Jonathan Swallow obituary
This article is more than 7 years oldMy friend Jonathan Swallow, who has died aged 63 after suffering from motor neurone disease, played an influential role in trying to hold back the tide of privatisation in local government.
He did this by helping to establish, in 1991, a consultancy called Competition Advice, for which he travelled the country informing public sector and trade union clients on the best ways of managing the tendering out of public services. He used the expertise he had gained over many years working in senior management in local government to try to protect services and maintain the working conditions of council employees.
Catering assistants, cleaners and road sweepers were among the many who owed their jobs to him and the retention of their terms and conditions. Partly through his efforts the unions were able to establish that the principle of a Transfer of Undertakings should be applied to public sector workers if their jobs moved to a different employer.
Born in Ilkley, West Yorkshire, Jonathan was the son of two French teachers, Sybil (nee Parker) and Albert. After Ilkley grammar school he was awarded a scholarship to Hertford College, Oxford, in 1971. There he read philosophy, politics and economics, before taking a master’s degree in politics at Strathclyde University.

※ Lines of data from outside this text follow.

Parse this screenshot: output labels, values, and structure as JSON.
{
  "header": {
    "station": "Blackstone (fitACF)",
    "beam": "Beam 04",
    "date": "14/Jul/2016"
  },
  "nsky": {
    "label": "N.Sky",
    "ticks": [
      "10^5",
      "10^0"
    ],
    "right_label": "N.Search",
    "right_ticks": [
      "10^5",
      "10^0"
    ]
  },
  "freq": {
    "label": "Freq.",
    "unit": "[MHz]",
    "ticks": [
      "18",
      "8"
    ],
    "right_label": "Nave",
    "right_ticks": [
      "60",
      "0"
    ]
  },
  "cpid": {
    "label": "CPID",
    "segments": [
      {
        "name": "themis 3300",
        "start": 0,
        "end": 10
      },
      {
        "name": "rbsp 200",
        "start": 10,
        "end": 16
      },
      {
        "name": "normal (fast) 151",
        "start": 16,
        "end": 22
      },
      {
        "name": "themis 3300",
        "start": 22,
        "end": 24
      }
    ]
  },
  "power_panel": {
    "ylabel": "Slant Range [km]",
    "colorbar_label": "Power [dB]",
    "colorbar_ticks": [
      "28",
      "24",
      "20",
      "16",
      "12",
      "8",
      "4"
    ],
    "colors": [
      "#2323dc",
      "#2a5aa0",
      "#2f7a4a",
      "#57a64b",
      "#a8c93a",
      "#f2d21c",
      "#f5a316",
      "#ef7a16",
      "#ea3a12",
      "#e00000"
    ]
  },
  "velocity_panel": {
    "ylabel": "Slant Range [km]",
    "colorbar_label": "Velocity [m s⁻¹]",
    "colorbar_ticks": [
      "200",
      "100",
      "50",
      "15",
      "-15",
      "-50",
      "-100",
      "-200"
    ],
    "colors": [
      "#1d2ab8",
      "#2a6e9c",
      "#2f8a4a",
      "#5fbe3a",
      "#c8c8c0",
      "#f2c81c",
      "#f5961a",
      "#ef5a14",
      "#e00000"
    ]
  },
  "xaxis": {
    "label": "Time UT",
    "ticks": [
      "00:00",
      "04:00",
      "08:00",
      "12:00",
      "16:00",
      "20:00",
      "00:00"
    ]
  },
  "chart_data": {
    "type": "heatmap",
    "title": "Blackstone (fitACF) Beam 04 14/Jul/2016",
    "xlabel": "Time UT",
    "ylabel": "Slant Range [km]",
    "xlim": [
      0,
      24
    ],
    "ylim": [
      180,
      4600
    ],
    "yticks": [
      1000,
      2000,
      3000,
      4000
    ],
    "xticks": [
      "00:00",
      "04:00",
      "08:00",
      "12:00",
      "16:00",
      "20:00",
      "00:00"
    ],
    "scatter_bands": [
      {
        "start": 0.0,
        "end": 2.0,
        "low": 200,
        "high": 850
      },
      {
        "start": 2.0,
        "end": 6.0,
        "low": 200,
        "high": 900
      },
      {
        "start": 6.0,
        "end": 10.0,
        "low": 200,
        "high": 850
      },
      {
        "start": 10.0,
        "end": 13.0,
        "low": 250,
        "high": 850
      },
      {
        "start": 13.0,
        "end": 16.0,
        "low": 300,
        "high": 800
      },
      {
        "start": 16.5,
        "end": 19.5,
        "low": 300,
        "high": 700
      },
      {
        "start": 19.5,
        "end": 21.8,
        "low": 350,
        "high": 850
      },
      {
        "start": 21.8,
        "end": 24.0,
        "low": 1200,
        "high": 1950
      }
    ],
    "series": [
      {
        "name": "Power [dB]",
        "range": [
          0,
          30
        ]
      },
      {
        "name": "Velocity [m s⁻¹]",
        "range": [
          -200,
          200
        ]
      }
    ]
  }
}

Beginning in 1976 as a graduate trainee at Ealing council, in west London, he moved on to work in various senior officer roles for Islington before returning to Ealing. In 1983 he was appointed as a principal officer at Birmingham city council and was then given the corporate role of executive assistant to the chief executive, a job that involved a great deal of troubleshooting. His ability to find a way out of a tight corner was much admired.
In his last two years at Birmingham, Jonathan worked on secondment with the Association of Direct Labour Organisations and the Centre for Local Economic Strategies, helping them to set up Competition Advice. He was appointed as head of the consultancy and was responsible for managing a team of associates.
Jonathan also worked on a retainer for more than 30 years alongside trade unions in Northern Ireland, both to support the peace process and, eventually, to ensure that the Good Friday agreement took on board equality and human rights considerations.
Outside work he was a keen chess player and lover of classical music.